Friday, March 15, 2013

Nocturne No.1 in C Minor


Nocturne No.1 in C minor

With this composition I have made it more of a priority to hold back. Taking a, "less is more" mentality when composing it, this piece is not focused on technique so much as it focuses on story telling in the music. Mozart is known for his operas. He loved Opera. Even his solo works have a story element in them. I have always had a story playing in my head when I played. When it was a manic depression of a lover in a Beethoven sonata, or exploding balls of mirrored glass against a blood-red sky of a Chopin etude, the images in my head helped me learn a piece and play it. 

The hardest part of composing this, besides having my youngest hanging on my back as I did it, was to hold back.

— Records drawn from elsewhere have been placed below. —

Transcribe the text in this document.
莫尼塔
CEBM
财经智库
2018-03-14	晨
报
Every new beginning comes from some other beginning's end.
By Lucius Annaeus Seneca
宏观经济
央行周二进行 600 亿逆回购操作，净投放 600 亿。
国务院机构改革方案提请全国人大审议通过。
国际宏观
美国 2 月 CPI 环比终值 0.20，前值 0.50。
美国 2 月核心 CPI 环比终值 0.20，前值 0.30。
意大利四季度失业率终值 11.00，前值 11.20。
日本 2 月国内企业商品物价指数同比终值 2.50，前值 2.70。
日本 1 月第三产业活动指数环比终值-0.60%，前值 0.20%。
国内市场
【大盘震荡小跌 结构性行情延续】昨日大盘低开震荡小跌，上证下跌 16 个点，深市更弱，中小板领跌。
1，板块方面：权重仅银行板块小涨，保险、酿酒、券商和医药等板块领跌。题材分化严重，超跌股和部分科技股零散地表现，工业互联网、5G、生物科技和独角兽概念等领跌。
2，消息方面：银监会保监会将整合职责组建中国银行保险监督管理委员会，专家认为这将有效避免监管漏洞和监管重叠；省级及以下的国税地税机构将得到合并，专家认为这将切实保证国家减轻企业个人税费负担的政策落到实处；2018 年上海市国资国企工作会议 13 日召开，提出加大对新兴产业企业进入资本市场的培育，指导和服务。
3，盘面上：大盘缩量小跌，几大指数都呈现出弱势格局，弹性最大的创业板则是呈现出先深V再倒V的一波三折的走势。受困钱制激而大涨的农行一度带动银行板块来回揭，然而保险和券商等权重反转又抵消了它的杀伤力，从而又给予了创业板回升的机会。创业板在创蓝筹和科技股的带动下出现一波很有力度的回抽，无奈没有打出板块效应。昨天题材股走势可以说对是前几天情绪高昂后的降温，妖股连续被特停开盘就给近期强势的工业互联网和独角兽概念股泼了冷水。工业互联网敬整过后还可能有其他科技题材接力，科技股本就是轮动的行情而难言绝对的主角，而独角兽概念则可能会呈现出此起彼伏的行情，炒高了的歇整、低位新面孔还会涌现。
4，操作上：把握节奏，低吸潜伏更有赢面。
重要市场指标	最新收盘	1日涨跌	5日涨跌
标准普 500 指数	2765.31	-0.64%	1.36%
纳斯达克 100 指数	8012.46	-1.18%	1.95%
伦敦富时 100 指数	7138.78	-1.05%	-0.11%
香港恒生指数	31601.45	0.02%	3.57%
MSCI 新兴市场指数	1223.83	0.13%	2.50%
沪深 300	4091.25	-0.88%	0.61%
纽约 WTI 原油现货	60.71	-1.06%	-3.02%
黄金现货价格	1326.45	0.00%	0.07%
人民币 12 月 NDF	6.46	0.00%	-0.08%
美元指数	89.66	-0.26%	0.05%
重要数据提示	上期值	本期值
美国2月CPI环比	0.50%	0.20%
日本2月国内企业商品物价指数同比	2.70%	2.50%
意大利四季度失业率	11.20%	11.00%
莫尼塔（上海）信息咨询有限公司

Not for fear of not being able to play it, or trying to sound showy, but to show myself that I can hold back, and in doing so, really being able to let loose a dark part of my music. 

About the technical parts:
This piece of mine, this Nocturne, is set in a very basic rondo form: (ABABCAB) with slight variations with every passing AB. I go from common time to 3/4 every other measure to build an almost uncertainty for strong and weak beats for the listener. The time is not all completely vague, the transition from A to B is noticeable almost mockingly. The trio section, C, brings the play between common and 3/4 together with the treble playing triplets over the bass playing duplets. Melody in a slow waltz as the accompany plays an adagio 2/4 omm-pa. I would be interested to see how a dancer would chose to choreograph to this. After the dancing of the C, we move back into the familiar AB section until the end.

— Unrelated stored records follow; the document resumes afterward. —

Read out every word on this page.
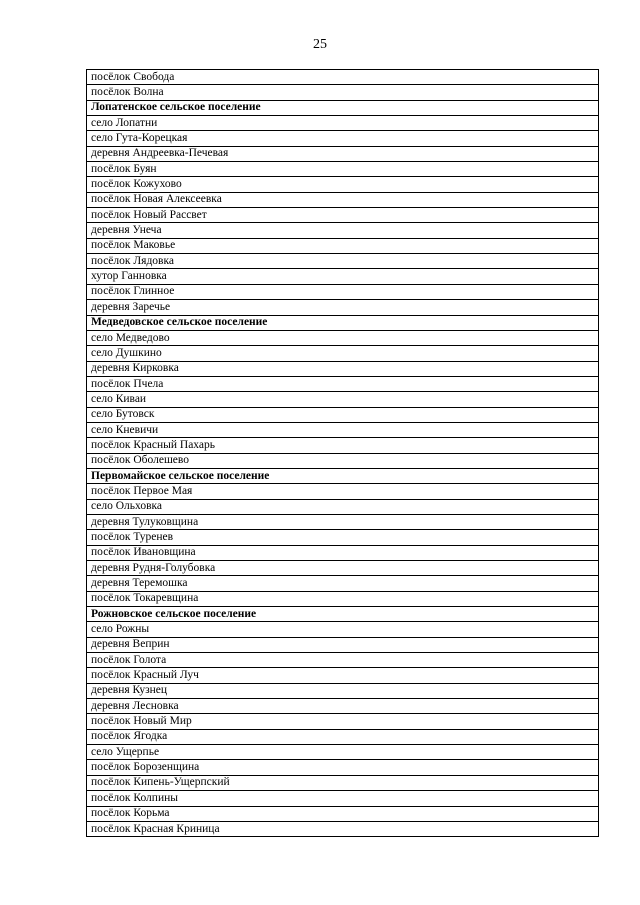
25
посёлок Свобода
посёлок Волна
Лопатенское сельское поселение
село Лопатни
село Гута-Корецкая
деревня Андреевка-Печевая
посёлок Буян
посёлок Кожухово
посёлок Новая Алексеевка
посёлок Новый Рассвет
деревня Унеча
посёлок Маковье
посёлок Лядовка
хутор Ганновка
посёлок Глинное
деревня Заречье
Медведовское сельское поселение
село Медведово
село Душкино
деревня Кирковка
посёлок Пчела
село Киваи
село Бутовск
село Кневичи
посёлок Красный Пахарь
посёлок Оболешево
Первомайское сельское поселение
посёлок Первое Мая
село Ольховка
деревня Тулуковщина
посёлок Туренев
посёлок Ивановщина
деревня Рудня-Голубовка
деревня Теремошка
посёлок Токаревщина
Рожновское сельское поселение
село Рожны
деревня Веприн
посёлок Голота
посёлок Красный Луч
деревня Кузнец
деревня Лесновка
посёлок Новый Мир
посёлок Ягодка
село Ущерпье
посёлок Борозенщина
посёлок Кипень-Ущерпский
посёлок Колпины
посёлок Корьма
посёлок Красная Криница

Tonically specking,this isn't very in-depth. It stays fairly diatonic through out the C minor A and B as well as the dominate minor tonic in the trio. 

The story, or the emotion that invoked it, is my own,  and telling you what it was would rob you of what it would mean to you, the listener. When you do hear it, I would love to hear what you thought of it. What you felt, if there was a story for you, or colors it reminded you of. Thanks for your feed back.